Bhc Franchise · 2025 FDDAnswer from 2025 FDD Document
11. NON-COMPETITION COVENANTS
11.1 Exclusive In-Term Dealing.
- (a) Franchisee acknowledges it will receive valuable specialized training and access to Proprietary Information, including information regarding the operational, sales, promotional and marketing methods and techniques of the System and Franchisor's Trade Secrets. In consideration for the use and license of such valuable information, Franchisee agrees that it will not during the term of this Agreement operate, manage, own, assist or hold an interest in (direct or indirect as an employee, officer, director, shareholder, manager, member, partner or otherwise), or engage in, any competing business selling goods or offering services equivalent to BHC Products or the Franchised Business, without Franchisor's express prior written consent, which consent may be withheld in Franchisor's sole and absolute discretion.
- (b) It is the intention of both Franchisee and Franchisor that Franchisee maximizes the Franchised Business within the Territory, and any action of Franchisee that diverts business to another entity or diminishes the Franchised Business being conducted in the Territory will be a material breach of this Agreement. Accordingly, neither Franchisee nor any Principal Equity Operator may, either directly or indirectly, for itself or themselves, or through, on behalf of, or in conjunction with, any person, persons, partnership, corporation or other entity, (i) divert or attempt to divert any business or customer of the Franchised Business to any competitor, by direct or indirect inducement or otherwise, or (ii) do or perform, directly or indirectly, any other act injurious or prejudicial to the goodwill associated with the Marks or the System.
Source: Item 23 — Receipts (FDD pages 52–230)
What This Means (2025 FDD)
According to Bhc's 2025 Franchise Disclosure Document, franchisees are subject to non-competition covenants during the term of their franchise agreement. Bhc franchisees acknowledge that they will receive specialized training and access to proprietary information, including operational, sales, promotional, and marketing methods and techniques, as well as trade secrets. In return for the use of this information, franchisees agree not to operate, manage, own, assist, or hold an interest in any competing business that sells goods or offers services equivalent to Bhc products or the franchised business. This prohibition extends to direct or indirect involvement as an employee, officer, director, shareholder, manager, member, partner, or in any other capacity, without Bhc's express prior written consent, which Bhc may withhold at its discretion.

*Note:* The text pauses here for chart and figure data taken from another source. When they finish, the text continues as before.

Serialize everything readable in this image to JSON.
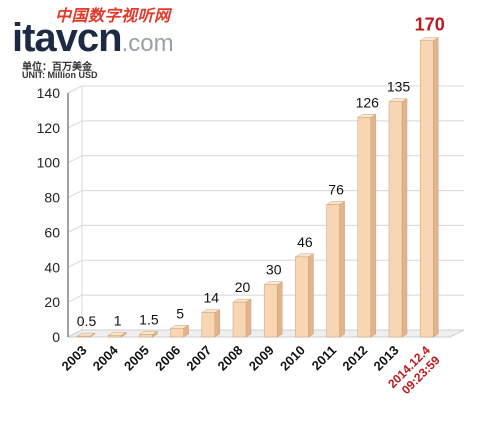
{
  "logo": {
    "cn_name": "中国数字视听网",
    "brand": "itavcn",
    "domain": ".com",
    "unit_cn": "单位：百万美金",
    "unit_en": "UNIT: Million USD"
  },
  "colors": {
    "bar_face": "#f8d6b3",
    "bar_side": "#e2b48c",
    "bar_top": "#fbe6cf",
    "last_label": "#c0171c",
    "grid": "#d8d8d8",
    "axis": "#444444"
  },
  "chart_data": {
    "type": "bar",
    "categories": [
      "2003",
      "2004",
      "2005",
      "2006",
      "2007",
      "2008",
      "2009",
      "2010",
      "2011",
      "2012",
      "2013",
      "2014.12.4\n09:23:59"
    ],
    "values": [
      0.5,
      1,
      1.5,
      5,
      14,
      20,
      30,
      46,
      76,
      126,
      135,
      170
    ],
    "data_labels": [
      "0.5",
      "1",
      "1.5",
      "5",
      "14",
      "20",
      "30",
      "46",
      "76",
      "126",
      "135",
      "170"
    ],
    "yticks": [
      0,
      20,
      40,
      60,
      80,
      100,
      120,
      140
    ],
    "ylim": [
      0,
      140
    ],
    "grid": true,
    "title": "",
    "xlabel": "",
    "ylabel": ""
  }
}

Bhc emphasizes that franchisees should maximize the franchised business within their territory. Any action that diverts business to another entity or diminishes the franchised business is considered a material breach of the franchise agreement. Therefore, neither the franchisee nor any principal equity operator may directly or indirectly divert or attempt to divert any business or customer of the franchised business to any competitor through inducement or any other means. Additionally, franchisees are prohibited from performing any act that is injurious or prejudicial to the goodwill associated with the Bhc marks or the system.

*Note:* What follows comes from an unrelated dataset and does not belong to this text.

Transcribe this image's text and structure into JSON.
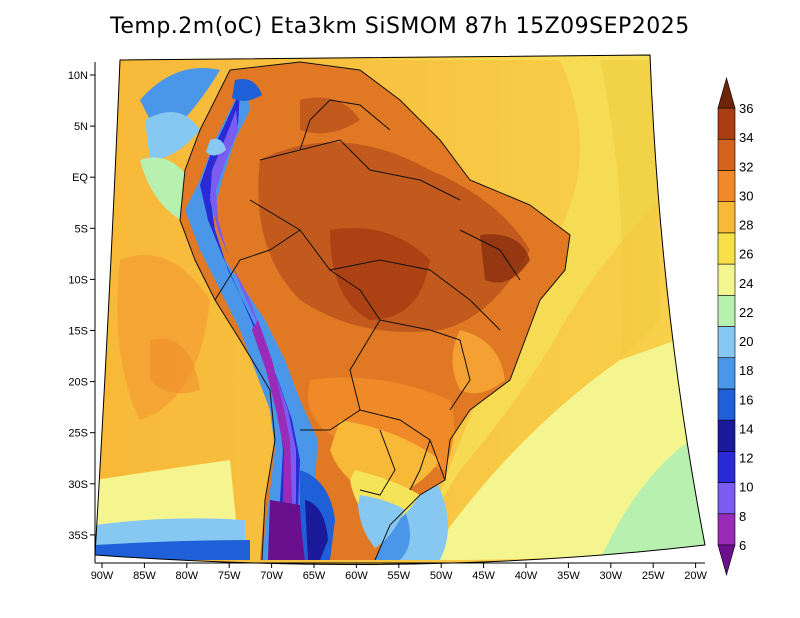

These restrictions are designed to protect Bhc's market position and proprietary information. Prospective franchisees should carefully consider these non-competition covenants and how they might affect their other business interests or future opportunities. It is important to understand the scope of these restrictions and the process for obtaining Bhc's consent to engage in any activity that might be considered competitive. Franchisees should seek legal counsel to fully understand the implications of these covenants before signing the franchise agreement.